Series Radius of Convergence Calculator

Enter coefficient behavior, center, and limits. Get radius, interval notes, and test logic with steps. Download clean reports for calculus homework and revision today.

Calculator Inputs

Example Data Table

Series Coefficient Pattern Center Method Radius Interval Note
a(n) = 3^n 0 Template 1/3 Endpoint tests needed
a(n) = n^2 · 4^n 2 Template 1/4 Check x = 1.75 and x = 2.25
a(n) = 5^n / n! 0 Template Converges for all real x
a(n) = n! · 2^n 1 Template 0 Only center is allowed

Formula Used

For a power series Σ a(n)(x - c)^n, the ratio test uses:

R = 1 / L, where L = lim |a(n+1) / a(n)|.

The root test uses:

R = 1 / L, where L = lim |a(n)|^(1/n).

If L = 0, then R = ∞. If L = ∞, then R = 0. If R is finite, endpoints require separate testing.

How to Use This Calculator

  1. Select ratio test, root test, or coefficient template.
  2. Enter the center value c of the power series.
  3. Enter the required limit or template values.
  4. Add endpoint decisions when you already tested them.
  5. Press the calculate button.
  6. Review the radius, interval note, and steps.
  7. Use CSV or PDF buttons to save the result.

About This Radius Tool

A power series usually looks simple, yet its useful range can be delicate. This calculator helps estimate the radius of convergence for series written around a center. It supports ratio test limits, root test limits, and common coefficient templates. You can also record endpoint behavior, so the final interval note is more practical.

Why Radius Matters

The radius tells how far x may move from the center before the series stops converging. Inside that distance, a power series behaves like a trusted function. Outside it, terms normally fail to settle. At the boundary, separate checks are needed, because the radius test gives no final answer there.

Advanced Input Choices

Use the ratio limit when you know the limit of the absolute coefficient ratio. Use the root limit when the nth root of the coefficient is easier. For common templates, choose geometric, polynomial geometric, factorial denominator, or factorial numerator. These options cover many textbook patterns. The calculator also accepts a center value, so results can be shown as an interval around that point.

Endpoint Review

Endpoint testing is optional because it depends on the original series. A finite radius gives two boundary points. You may enter notes for the left endpoint and right endpoint. For example, an alternating harmonic endpoint may converge, while a harmonic endpoint may diverge. The tool preserves these notes in the result and export files.

Learning Benefit

The calculator is meant to show reasoning, not only an answer. It displays the selected method, the limit used, the radius, and the interval form. This makes it useful for checking homework, preparing examples, or building content for calculus lessons. The example table gives sample inputs and expected outcomes.

Good Practice

Always verify that your coefficient model matches the series. If the coefficient contains factorials, powers, or exponentials, choose the closest template. If you already computed a limit by hand, use ratio or root mode. For endpoint decisions, test the two substituted series separately. This keeps the final interval accurate and clearly justified.

Best Results

Use decimal values when a limit is numeric. Use infinity only when the coefficients shrink faster than every exponential rate. Use zero when coefficients grow too quickly for any nonzero distance.

FAQs

1. What is the radius of convergence?

It is the distance from the center of a power series to the edge of convergence. Inside the radius, the series converges absolutely. Outside it, the series usually diverges.

2. What does an infinite radius mean?

An infinite radius means the power series converges for every real x. Factorial denominators often create this result because they shrink terms very fast.

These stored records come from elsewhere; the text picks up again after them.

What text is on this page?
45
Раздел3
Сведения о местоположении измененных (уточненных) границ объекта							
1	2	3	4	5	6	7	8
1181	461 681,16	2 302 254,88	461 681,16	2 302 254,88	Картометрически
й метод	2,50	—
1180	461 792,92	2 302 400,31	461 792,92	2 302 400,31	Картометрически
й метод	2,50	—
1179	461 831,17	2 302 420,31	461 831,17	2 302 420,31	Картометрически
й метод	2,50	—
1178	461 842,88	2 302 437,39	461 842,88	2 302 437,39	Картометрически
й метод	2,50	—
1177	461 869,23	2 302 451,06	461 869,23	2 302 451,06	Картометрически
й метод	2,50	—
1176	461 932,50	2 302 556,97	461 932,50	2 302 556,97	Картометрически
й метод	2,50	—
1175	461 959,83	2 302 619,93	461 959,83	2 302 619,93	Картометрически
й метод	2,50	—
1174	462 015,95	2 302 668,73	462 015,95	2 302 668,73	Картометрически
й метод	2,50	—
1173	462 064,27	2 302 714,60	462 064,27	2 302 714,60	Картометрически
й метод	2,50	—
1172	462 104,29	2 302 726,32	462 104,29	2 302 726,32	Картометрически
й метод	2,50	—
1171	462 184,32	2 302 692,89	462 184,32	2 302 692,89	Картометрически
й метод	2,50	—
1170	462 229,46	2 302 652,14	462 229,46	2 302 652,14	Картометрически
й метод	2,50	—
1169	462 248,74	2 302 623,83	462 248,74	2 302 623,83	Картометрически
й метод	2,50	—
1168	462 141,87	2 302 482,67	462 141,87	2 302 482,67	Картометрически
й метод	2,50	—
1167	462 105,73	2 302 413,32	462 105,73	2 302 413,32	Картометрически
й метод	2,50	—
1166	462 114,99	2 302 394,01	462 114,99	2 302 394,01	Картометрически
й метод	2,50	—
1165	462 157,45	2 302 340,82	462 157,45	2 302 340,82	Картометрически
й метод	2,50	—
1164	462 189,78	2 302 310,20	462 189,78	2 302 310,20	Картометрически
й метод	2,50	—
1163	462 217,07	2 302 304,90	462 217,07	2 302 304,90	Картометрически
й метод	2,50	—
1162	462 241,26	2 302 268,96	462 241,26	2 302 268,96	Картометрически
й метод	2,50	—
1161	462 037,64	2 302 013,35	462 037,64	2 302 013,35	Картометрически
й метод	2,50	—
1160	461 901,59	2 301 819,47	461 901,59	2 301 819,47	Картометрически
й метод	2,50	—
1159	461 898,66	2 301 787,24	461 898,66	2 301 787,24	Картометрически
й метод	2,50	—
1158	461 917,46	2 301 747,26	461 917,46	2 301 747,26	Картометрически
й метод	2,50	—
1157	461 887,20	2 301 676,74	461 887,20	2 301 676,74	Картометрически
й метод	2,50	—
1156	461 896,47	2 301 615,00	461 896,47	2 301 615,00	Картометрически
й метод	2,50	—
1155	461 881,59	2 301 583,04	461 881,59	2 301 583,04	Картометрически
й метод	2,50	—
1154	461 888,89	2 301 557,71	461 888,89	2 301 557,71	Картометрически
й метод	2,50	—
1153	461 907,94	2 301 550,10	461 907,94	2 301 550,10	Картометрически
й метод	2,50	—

3. What does a zero radius mean?

A zero radius means the series only converges at its center. Factorial numerators often cause this because coefficients grow too fast.

4. Should endpoints always be tested?

Yes, when the radius is finite. The ratio and root tests do not decide endpoint behavior. Substitute each endpoint into the original series and test separately.

5. Which method should I choose?

Choose ratio test when coefficient ratios simplify well. Choose root test when nth powers dominate. Choose templates for common textbook coefficient patterns.

6. Can this calculator prove endpoint convergence?

It records endpoint decisions, but it does not fully prove them. You should test each endpoint with a suitable series test.

7. Why does the center matter?

The center shifts the interval. A radius of two around center three creates boundary points at one and five.

8. Can I export my calculation?

Yes. After calculation, use the CSV button for spreadsheet data or the PDF button for a clean report.